Trump nominates his lawyer Emil Bove to 3rd Circuit

Emil Bove

Emil Bove, an attorney for President Donald Trump, sits in Manhattan criminal court during Trump’s sentencing in the hush-money case in New York City on Jan. 10, 2025. (Photo by Jeenah Moon/Pool photo via the Associated Press)

The Department of Justice attorney who directed the dismissal of charges against New York City Mayor Eric Adams will be nominated to the 3rd U.S. Circuit Court of Appeals at Philadelphia, President Donald Trump said Wednesday.

The nominee, Emil Bove, is currently the principal associate deputy attorney general. He previously served as Trump’s personal attorney and was once an assistant U.S. attorney for the Southern District of New York.

The Associated Press, Bloomberg Law, Law360, Law.com, Politico and the New York Times are among the publications with coverage.

In private practice, Bove defended Trump in his trial for falsifying business records to hide a hush-money payment and represented Trump in the now-dropped federal cases related to his handling of classified documents and election-fraud claims.

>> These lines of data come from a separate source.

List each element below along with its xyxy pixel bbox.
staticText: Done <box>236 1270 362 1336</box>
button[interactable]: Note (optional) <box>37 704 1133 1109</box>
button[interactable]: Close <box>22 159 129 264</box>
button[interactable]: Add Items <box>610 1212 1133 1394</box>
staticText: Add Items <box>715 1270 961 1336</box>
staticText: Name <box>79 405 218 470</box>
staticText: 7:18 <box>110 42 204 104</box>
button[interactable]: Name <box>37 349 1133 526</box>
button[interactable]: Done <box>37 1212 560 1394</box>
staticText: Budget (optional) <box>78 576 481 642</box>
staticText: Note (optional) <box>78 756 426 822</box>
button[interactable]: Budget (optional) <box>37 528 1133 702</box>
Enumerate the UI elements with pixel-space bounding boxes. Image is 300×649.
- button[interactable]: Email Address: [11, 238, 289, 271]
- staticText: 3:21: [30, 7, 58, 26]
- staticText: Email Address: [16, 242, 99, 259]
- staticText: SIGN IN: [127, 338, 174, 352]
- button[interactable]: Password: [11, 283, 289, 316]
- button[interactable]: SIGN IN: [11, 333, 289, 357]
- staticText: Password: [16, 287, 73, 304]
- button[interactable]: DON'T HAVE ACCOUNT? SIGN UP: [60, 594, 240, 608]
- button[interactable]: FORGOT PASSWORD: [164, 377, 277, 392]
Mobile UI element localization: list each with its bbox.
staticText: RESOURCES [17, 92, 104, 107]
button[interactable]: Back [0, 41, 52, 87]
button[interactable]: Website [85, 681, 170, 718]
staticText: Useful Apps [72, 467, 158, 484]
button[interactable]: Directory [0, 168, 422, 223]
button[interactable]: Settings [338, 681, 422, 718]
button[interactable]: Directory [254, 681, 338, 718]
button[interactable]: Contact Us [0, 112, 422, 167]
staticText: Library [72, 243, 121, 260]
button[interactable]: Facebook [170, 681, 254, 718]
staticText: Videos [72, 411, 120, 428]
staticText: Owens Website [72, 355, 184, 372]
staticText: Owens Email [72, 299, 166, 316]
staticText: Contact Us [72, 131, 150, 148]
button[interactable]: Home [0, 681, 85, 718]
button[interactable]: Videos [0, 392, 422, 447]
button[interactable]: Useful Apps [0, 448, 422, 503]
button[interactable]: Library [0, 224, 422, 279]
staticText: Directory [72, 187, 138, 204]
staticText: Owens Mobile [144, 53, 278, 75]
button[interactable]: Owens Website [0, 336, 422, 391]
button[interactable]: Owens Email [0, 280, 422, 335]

“Emil is smart, tough and respected by everyone,” Trump wrote on Truth Social, his social media platform, in announcing the nomination. “He will end the weaponization of justice, restore the rule of law, and do anything else that is necessary to, Make America Great Again. Emil Bove will never let you down!”

Politico described Bove as one of Trump’s “closest and most truculent legal allies.” The New York Times reports that during his short time in the DOJ, Bove “emerged as a stoic and unyielding enforcer of the president’s agenda.”

Bove’s call for dismissal of charges against Adams led at least 11 federal prosecutors to leave, according to past media coverage.

At the DOJ, Bove also threatened to prosecute state and local officials who didn’t cooperate in immigration enforcement and wrote a memo supporting the firing of federal prosecutors who pursued cases against people involved in the Jan. 6, 2021, U.S. Capitol riot.

The leading Democrat on the Senate Judicial Committee, Sen. Dick Durbin of Illinois, said in a statement he was “deeply concerned” about the nomination. Bove’s activities “are part of a broader pattern by President Trump and his allies to undermine the traditional independence of the Justice Department and the rule of law,” Durbin said.

Among the groups opposing Bove’s nomination is the Leadership Conference on Civil and Human Rights. In a statement, the group’s senior director of its fair court program, Lena Zwarensteyn, called Bove “unfit to serve in our judiciary” and said his leadership at the DOJ has been “disastrous for our communities.”